The Parallel Nonsymmetric QR Algorithm with Aggressive Early Deflation
Thursday, January 23, 2014, 9:30am - 10:30am, Bldg. 50F, Room 1647
Meiyue Shao, École polytechnique fédérale de Lausanne (EPF Lausanne)
We present the new parallel nonsymmetric QR algorithm in ScaLAPACK v2.0. The multiwindow bulge chain chasing approach allows most computations in the bulge chasing stage to be performed in level 3 BLAS. Multilevel aggressive early deflation algorithms are developed to decrease the total amount of communications. These techniques make the new approach significantly outperform the pipelined QR algorithm in ScaLAPACK v1.8.0. Both performance models and numerical experiments demonstrate the efficiency of our new approach.
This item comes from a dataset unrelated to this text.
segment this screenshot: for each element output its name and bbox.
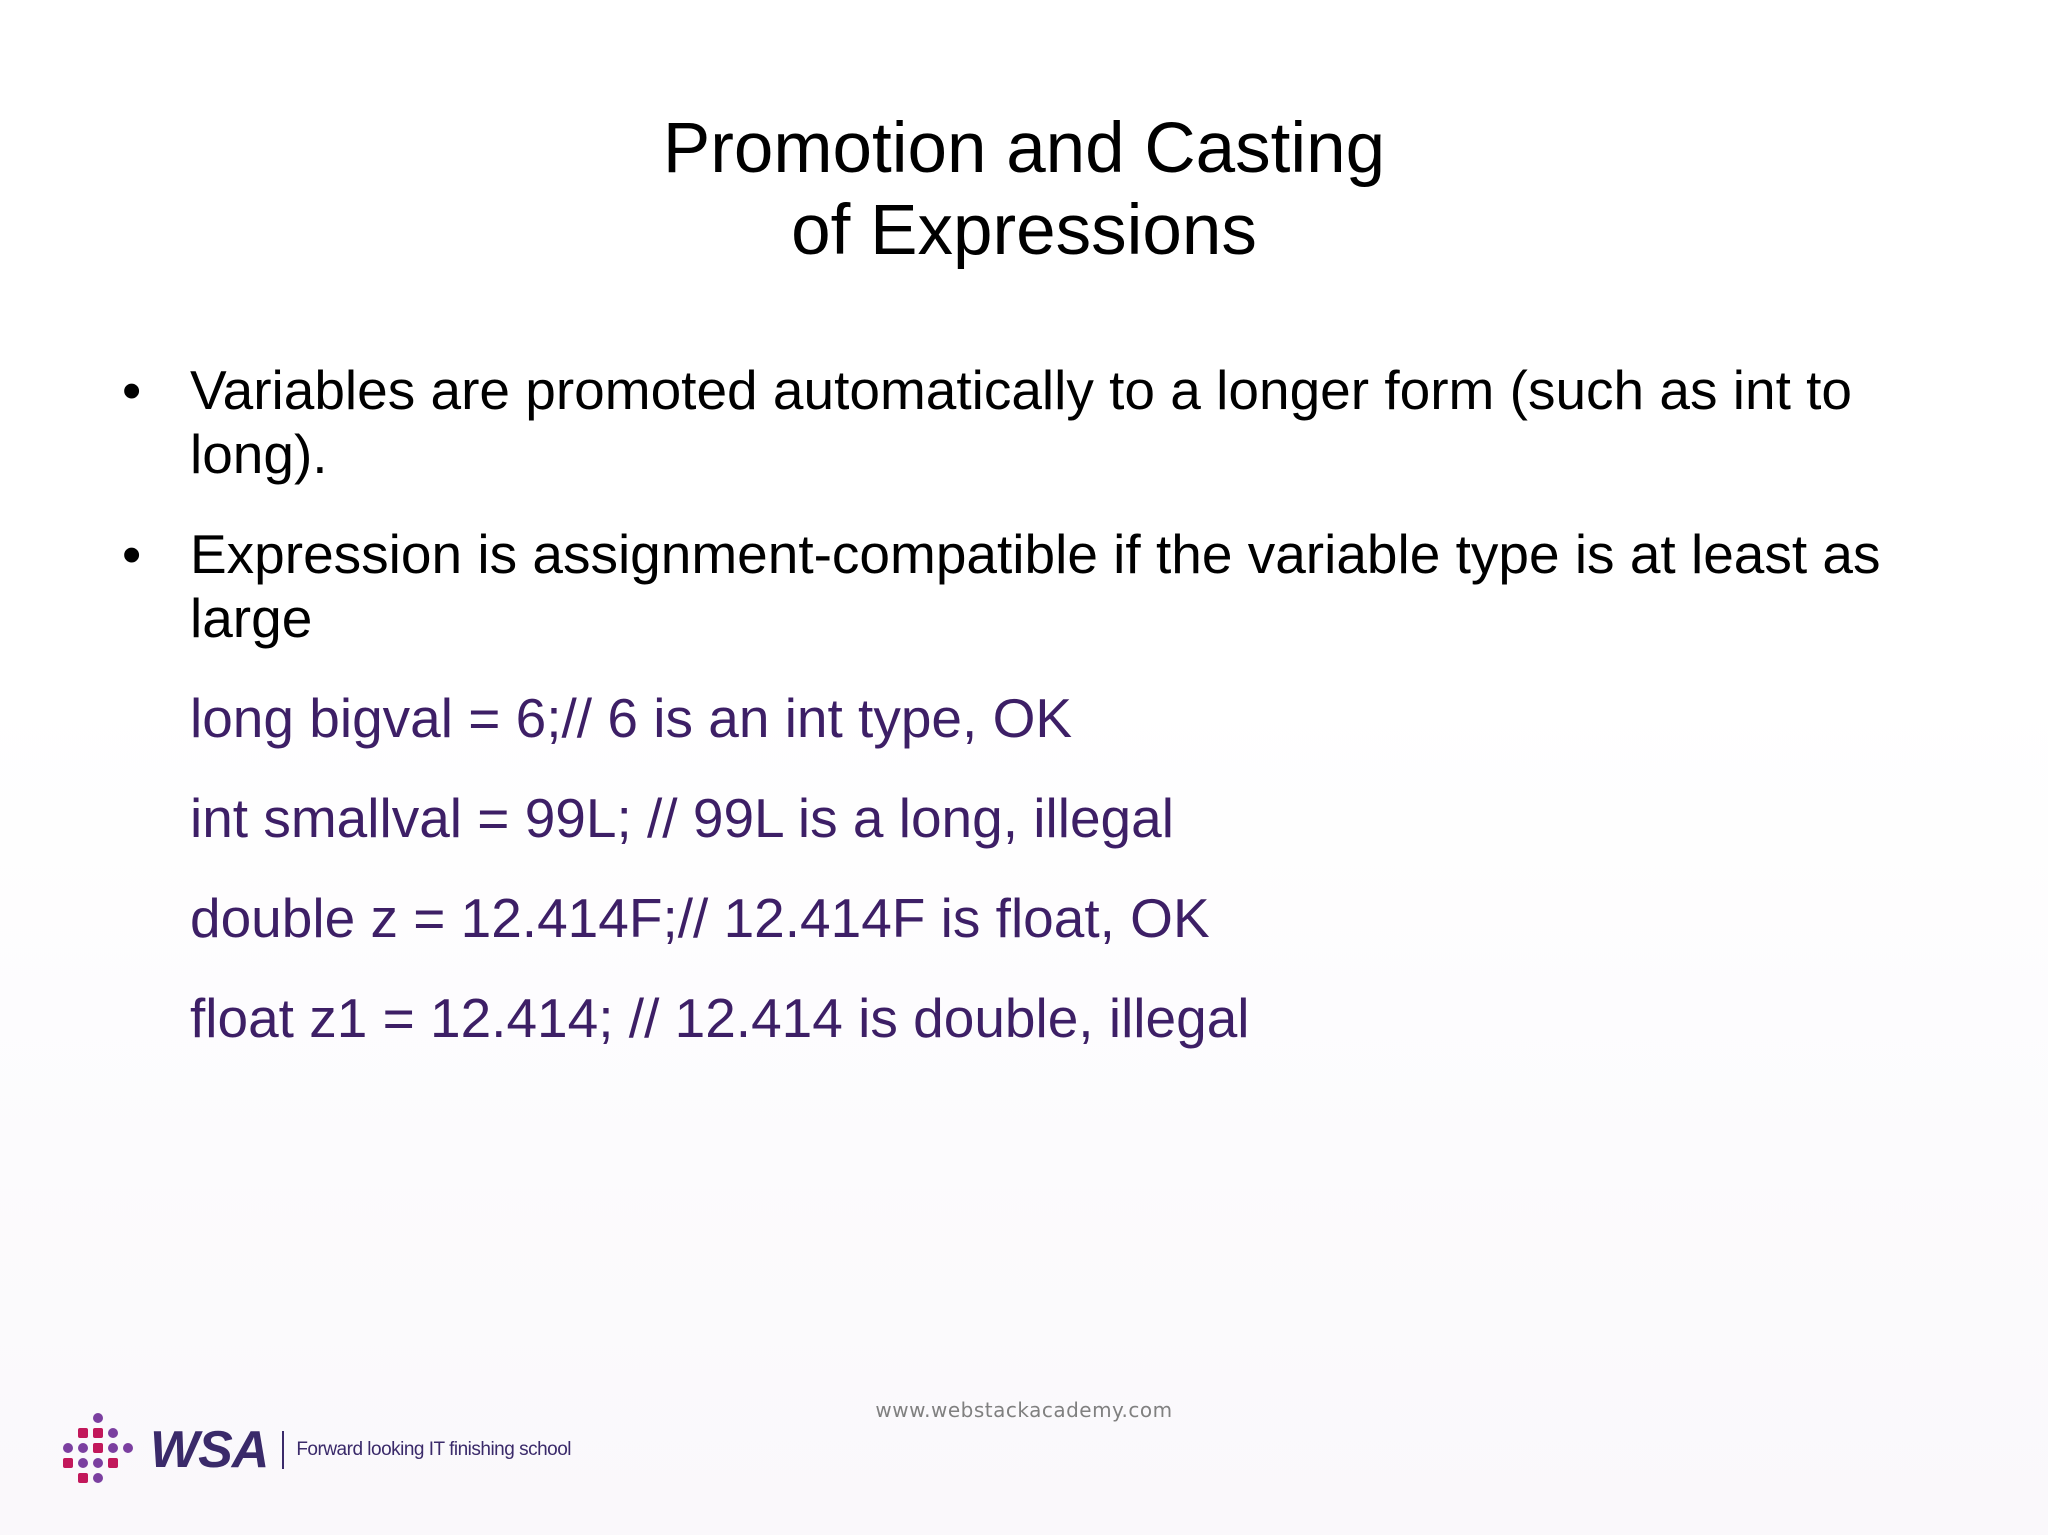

Hybrid Methods for Solving Large Sparse Systems
Thursday, January 23, 2014, 11:00am - 12:00pm , Bldg. 50B, Room 4205
Iain Duff, STFC-RAL, UK and CERFACS, France
Although current work on direct methods has enabled the solution of very large systems efficiently, there are still applications that can cause problems particularly because of memory requirements. On the other hand, iterative methods can often be very slow to converge even with a good preconditioner. We are thus drawn to examine techniques that combine the best features of both approaches. We call these hybrid methods. We will examine in particular a hybrid technique based on the Block Cimmino method. This is a somewhat elementary iterative technique but can be accelerated in a number of ways. We study a derivative of this method which is essentially a direct method and compare the performance of this against the MUMPS multifrontal solver and Block Cimmino accelerated by block conjugate gradients. A major strength of the block Cimmino method is that it is easily parallelizable. We also comment on this aspect of the approach.
This is joint work with Ronan Guivarch, Daniel Ruiz, and Mohamed Zenadi of ENSEEIHT-IRIT, Toulouse.